Why? Because 30 or 40 years ago we didn’t have all the rules and regulations that we do today. Yes, we looked after our employees and kept them as safe as possible in the office, but there were not any laws that told us HOW to do that.
The reason that you are suddenly in uncharted territory is that, when you are manufacturing an amazing fingleferk that is going to sell by the million, or whether you are simply an accountant with more clients than you can handle alone and you have to take on an employee, it has probably never even occurred to you that there ARE all these rules and regulations. How would you know? You are an accountant, not a lawyer, so you can be forgiven for not being aware that many of these laws exist, but nonetheless they do. The worst part about it is that you are DEEMED by government to know that they exist and to abide by them. You are now officially "an employer" so you are supposed to know all about them!
Unfortunately, there is no school or college for employers. Even if there was, you are rushed off your feet building a business for goodness’ sake. Furthermore, while most of these laws are perfectly sensible, they cover things that you probably do not know how to handle.
Take fire risk assessment, for instance. Did you know that you are legally obliged to undertake an office fire safety assessment? You probably rent your office from a landlord, so why would you ever think about it? But the fact is that YOU are the employer and the law says that it is YOUR responsibility to ensure the safety of your employees, not your landlord’s!
Even if, by some chance, you DID know that you were required to undertake an office fire safety assessment, have you got the first idea how to do that?
Answers on a postcard!
Quite.
If you are an accountant, what do you know about fire safety? OK, some things are obvious. You wouldn’t sit and have a cigarette in a stockroom filled with reams of paper of your clients’ accounts. If you are a manufacturer you wouldn’t stock oil drums next to an electric heater.
You might own an engineering company and you decide that it would be more efficient to change the position of some of your machinery, and it might.

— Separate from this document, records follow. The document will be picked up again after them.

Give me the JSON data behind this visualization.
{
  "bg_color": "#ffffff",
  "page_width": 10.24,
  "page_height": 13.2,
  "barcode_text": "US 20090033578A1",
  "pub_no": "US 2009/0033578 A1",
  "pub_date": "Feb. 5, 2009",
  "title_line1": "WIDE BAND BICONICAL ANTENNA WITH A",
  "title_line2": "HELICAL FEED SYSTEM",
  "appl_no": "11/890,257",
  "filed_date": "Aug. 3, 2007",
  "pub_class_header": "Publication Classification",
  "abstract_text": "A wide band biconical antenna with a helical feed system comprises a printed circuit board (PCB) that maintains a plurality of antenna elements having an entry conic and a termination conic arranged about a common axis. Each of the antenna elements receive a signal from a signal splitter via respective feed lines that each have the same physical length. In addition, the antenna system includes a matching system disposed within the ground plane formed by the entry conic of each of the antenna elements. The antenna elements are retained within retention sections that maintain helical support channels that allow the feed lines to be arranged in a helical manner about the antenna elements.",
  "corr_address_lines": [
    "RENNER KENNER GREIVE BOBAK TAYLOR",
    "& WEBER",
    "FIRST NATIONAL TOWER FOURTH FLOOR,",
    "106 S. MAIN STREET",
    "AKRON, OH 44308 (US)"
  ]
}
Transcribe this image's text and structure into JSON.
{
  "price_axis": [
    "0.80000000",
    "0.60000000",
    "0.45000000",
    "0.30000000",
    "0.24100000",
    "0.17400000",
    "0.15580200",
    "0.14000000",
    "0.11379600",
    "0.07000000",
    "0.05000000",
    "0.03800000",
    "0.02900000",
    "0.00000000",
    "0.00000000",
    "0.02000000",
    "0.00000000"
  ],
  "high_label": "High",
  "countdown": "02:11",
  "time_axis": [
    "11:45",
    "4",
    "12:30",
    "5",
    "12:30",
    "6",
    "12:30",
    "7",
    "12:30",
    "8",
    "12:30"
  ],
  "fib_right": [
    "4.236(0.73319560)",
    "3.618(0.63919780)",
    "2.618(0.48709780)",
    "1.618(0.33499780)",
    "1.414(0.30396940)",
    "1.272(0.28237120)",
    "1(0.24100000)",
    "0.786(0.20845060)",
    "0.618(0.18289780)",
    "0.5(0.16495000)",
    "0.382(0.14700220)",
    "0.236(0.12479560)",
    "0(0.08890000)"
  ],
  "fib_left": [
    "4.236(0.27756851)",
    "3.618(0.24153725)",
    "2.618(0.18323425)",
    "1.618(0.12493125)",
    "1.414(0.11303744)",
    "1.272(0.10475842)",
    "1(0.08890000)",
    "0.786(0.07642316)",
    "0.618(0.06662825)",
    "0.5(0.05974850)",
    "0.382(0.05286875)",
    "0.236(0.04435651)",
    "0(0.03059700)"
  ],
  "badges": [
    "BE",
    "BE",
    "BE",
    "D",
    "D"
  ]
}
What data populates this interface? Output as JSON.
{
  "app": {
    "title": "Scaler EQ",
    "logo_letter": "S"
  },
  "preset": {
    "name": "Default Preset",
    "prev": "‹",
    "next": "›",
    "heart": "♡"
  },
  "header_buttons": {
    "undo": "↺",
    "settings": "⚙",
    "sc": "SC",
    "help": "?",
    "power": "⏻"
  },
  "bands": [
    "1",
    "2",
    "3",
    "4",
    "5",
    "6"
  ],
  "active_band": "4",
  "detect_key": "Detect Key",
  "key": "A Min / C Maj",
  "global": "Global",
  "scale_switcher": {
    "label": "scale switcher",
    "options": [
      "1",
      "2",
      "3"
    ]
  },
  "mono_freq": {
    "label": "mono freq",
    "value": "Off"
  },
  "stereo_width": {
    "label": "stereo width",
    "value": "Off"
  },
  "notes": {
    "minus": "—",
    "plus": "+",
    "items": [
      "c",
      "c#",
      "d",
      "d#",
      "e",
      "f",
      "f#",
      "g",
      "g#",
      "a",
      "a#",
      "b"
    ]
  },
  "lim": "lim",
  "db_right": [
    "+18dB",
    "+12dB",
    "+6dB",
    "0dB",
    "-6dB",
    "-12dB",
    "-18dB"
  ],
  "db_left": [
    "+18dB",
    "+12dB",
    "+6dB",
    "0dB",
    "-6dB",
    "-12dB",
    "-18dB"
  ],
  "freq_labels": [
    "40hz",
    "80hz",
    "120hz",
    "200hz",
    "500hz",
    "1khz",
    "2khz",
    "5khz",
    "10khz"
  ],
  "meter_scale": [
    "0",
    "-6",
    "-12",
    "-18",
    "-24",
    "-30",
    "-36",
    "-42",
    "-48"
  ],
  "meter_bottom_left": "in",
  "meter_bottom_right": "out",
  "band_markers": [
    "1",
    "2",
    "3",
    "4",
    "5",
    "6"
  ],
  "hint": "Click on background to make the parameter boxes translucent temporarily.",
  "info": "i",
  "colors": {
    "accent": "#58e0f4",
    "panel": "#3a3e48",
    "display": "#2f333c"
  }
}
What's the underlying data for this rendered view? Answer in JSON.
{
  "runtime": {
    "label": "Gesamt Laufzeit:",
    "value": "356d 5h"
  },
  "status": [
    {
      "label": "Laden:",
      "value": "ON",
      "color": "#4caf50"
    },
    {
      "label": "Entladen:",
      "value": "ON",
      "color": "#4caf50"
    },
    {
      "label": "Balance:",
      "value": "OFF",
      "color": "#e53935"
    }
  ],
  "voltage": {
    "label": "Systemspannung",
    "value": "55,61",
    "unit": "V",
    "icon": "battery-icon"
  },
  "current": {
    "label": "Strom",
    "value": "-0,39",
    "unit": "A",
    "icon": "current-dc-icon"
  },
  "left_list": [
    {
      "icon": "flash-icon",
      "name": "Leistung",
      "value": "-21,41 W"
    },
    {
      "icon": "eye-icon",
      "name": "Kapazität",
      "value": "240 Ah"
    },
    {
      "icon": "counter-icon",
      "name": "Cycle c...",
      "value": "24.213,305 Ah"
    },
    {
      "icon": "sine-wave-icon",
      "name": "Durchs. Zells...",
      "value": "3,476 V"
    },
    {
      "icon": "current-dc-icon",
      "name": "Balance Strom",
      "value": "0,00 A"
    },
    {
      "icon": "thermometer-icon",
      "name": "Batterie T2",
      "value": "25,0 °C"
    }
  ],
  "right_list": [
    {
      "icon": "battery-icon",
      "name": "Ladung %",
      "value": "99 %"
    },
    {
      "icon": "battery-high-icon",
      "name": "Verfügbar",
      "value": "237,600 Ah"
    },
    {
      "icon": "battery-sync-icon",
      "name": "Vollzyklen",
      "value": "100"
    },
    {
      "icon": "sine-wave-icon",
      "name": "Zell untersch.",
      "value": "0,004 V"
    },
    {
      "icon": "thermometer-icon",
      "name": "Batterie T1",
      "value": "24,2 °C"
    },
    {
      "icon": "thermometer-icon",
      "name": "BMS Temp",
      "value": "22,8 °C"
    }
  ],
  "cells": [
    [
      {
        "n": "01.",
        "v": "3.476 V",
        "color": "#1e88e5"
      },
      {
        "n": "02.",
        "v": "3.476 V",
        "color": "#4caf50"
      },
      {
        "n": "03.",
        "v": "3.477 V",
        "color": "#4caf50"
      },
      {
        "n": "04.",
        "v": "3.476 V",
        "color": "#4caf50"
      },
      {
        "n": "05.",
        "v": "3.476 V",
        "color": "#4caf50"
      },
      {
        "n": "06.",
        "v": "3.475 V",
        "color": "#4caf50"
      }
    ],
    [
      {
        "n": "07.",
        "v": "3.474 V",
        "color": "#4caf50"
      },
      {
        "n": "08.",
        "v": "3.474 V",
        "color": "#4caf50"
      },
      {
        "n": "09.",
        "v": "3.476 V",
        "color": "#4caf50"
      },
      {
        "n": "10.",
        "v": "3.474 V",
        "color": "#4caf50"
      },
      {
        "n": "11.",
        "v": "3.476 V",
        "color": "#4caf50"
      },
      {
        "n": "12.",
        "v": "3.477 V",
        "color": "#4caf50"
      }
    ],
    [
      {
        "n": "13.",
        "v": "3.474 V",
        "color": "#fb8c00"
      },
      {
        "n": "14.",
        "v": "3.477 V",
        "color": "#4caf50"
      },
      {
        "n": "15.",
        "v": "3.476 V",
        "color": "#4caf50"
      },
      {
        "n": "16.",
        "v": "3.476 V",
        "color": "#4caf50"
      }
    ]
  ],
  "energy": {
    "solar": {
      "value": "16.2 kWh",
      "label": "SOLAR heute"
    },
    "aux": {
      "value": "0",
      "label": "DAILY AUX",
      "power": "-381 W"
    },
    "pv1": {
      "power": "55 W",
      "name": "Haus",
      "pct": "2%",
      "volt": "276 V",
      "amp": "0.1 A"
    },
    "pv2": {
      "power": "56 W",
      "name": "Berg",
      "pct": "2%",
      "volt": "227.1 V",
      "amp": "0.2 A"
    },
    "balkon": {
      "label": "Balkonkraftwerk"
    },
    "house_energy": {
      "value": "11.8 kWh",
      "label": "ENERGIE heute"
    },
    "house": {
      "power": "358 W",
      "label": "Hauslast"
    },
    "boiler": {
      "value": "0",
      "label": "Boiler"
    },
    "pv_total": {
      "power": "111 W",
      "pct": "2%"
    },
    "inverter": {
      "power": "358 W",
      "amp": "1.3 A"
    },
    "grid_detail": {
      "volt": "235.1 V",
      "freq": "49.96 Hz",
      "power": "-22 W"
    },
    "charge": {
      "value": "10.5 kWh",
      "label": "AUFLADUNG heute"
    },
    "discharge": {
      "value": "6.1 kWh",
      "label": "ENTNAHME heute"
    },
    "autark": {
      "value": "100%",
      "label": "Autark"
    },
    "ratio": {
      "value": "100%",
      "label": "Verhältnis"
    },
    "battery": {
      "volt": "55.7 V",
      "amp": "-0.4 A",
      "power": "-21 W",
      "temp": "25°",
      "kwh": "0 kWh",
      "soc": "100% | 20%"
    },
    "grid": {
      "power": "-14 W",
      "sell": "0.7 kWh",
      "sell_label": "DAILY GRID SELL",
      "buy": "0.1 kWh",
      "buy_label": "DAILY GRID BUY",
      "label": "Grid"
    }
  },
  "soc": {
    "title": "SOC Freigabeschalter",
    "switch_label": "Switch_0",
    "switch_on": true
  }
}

But it might not occur to you that by doing so you could actually be blocking off an escape route to the outside in the case of a fire. Or that although you have installed fire alarms, one of them is not working. Or that your fire extinguishers are not in the right place. Yet you are deemed to know all about this.
Quite frankly, it can be a nightmare. Certainly, you might run a business for many years and never have any sort of problem, and it is sincerely to be hoped that you don’t.
However, like anything else, it is a matter of specialities. Now that we have all these laws that we didn’t have 30 years ago, we also have companies who have sprung up in order to help you deal with them. Talking about fire safety, as we have been, there are now companies that can come into your office and undertake a fire safety assessment for you because they have people who know what to look for. You don’t, but they do.
They will also supply you with a written report of their findings and any recommendations which – if you employ more than four people, which you probably do – you are required by law to keep. You probably didn’t know that either, but nonetheless that is also a requirement!